On the good days, it was the best. It was like being wrapped in a warm blanket fresh from the dryer on a rainy day. It was like a hug from your mom or a good morning kiss from your boyfriend. It was everything that made you feel happy and loved, it was the voice whispering sweetly “everything is going to be okay”.
But on the bad days, it was the worst. It was like living every day one step away from death, like screaming out for help and no one can hear you. It was believing you were worthless, believing you were disgusting and fat despite the bruises on your protruding bones from sitting in a chair. It was like the crash after a cocaine high.
I knew recovery wouldn’t be easy. I knew enough to be prepared for the relapses, for the urges to restrict, for the endless doctors and tests.

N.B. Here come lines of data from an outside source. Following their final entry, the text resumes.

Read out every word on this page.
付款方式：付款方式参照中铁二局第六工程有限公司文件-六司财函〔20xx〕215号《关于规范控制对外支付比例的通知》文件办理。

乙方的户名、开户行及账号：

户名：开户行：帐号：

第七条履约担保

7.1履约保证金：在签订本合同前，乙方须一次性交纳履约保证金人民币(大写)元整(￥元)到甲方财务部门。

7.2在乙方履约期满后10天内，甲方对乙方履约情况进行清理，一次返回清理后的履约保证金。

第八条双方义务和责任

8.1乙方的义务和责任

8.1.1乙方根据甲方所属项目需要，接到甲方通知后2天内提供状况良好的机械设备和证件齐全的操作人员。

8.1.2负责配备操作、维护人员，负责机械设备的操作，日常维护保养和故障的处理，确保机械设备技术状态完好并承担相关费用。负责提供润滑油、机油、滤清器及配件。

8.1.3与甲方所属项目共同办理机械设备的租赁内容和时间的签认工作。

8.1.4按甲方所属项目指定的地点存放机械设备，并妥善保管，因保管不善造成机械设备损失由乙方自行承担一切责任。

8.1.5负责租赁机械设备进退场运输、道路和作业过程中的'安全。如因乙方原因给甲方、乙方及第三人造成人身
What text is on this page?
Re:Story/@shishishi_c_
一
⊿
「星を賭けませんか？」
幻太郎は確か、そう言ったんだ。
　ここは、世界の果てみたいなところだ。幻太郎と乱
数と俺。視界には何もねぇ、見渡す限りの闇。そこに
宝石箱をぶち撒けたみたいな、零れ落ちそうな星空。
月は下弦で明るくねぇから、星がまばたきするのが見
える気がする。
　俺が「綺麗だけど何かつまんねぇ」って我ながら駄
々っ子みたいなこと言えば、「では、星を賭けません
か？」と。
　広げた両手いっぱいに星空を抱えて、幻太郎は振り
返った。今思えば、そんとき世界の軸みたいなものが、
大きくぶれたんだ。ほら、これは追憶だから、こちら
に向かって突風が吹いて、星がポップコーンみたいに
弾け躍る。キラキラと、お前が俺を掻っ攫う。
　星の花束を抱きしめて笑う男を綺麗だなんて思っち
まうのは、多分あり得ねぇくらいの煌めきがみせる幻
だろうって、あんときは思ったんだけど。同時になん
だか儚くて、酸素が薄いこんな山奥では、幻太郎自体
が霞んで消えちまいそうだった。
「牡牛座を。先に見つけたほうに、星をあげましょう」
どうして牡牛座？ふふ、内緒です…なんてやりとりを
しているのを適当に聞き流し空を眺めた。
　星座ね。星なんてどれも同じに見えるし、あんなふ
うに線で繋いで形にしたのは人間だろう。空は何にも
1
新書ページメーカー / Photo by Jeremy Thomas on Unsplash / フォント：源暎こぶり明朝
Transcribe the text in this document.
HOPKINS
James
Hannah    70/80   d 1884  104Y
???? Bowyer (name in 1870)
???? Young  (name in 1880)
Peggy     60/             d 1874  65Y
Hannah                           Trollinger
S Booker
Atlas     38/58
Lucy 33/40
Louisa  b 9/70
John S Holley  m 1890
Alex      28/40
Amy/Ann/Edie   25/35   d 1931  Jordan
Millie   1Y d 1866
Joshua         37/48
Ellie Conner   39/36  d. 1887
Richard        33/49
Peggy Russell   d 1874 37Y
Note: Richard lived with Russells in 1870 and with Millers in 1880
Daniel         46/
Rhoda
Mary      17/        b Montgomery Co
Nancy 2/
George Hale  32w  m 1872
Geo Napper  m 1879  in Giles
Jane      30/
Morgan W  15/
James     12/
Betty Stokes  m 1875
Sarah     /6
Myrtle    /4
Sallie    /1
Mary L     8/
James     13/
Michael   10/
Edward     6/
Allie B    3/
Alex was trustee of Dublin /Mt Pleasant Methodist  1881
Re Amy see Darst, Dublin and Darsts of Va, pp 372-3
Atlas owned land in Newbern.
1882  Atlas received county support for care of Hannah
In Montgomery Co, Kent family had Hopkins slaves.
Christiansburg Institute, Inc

I was prepared for all of that. I just wasn’t prepared to feel like I was going through a breakup.
I wasn’t prepared to miss the one thing that was slowly killing me.
Isn’t that messed up? Isn’t that so sick and twisted? Isn’t it horrible to want to see ribs when you look in the mirror, to want to feel the familiar ache of hunger, to want to be empty?
I tried to explain it to my mom once. I tried to tell her how my anorexia was like a familiar face. How the sharp edge of my hip bone and the brain fog and the dizziness were miserable but comfortable all at once. How even though I knew I was dying, it was almost easier than living.
She looked at me like I was crazy.
But in the case of eating disorder recovery, crazy is normal. Crazy is okay. You have to accept the crazy, to feel it, to sit with it as my therapist loves to say, to acknowledge it. You have to know that every other person going through recovery understands you. You aren’t alone. You aren’t the only “crazy” one.
Because when you let go of your anorexia, you’re letting go of your identity, you’re letting go of who you thought you were, you’re letting go of what defined you.
And in letting go, in coming clean, you’re going to miss what used to bring you peace. You’re going to miss what kept you together when everything else was falling apart. You’re going to miss the high of starving in the same way a recovering alcoholic misses the numb of the bottle.
It will happen. You will be sad for the girl you used to be. But in those moments, you have to remember that she was just a hollow shell, a house not a home. She may be gone but you’re still here. You’re still alive. You’re still you.
Miss her but not so much that you become her again. Life moves on. Move on with it.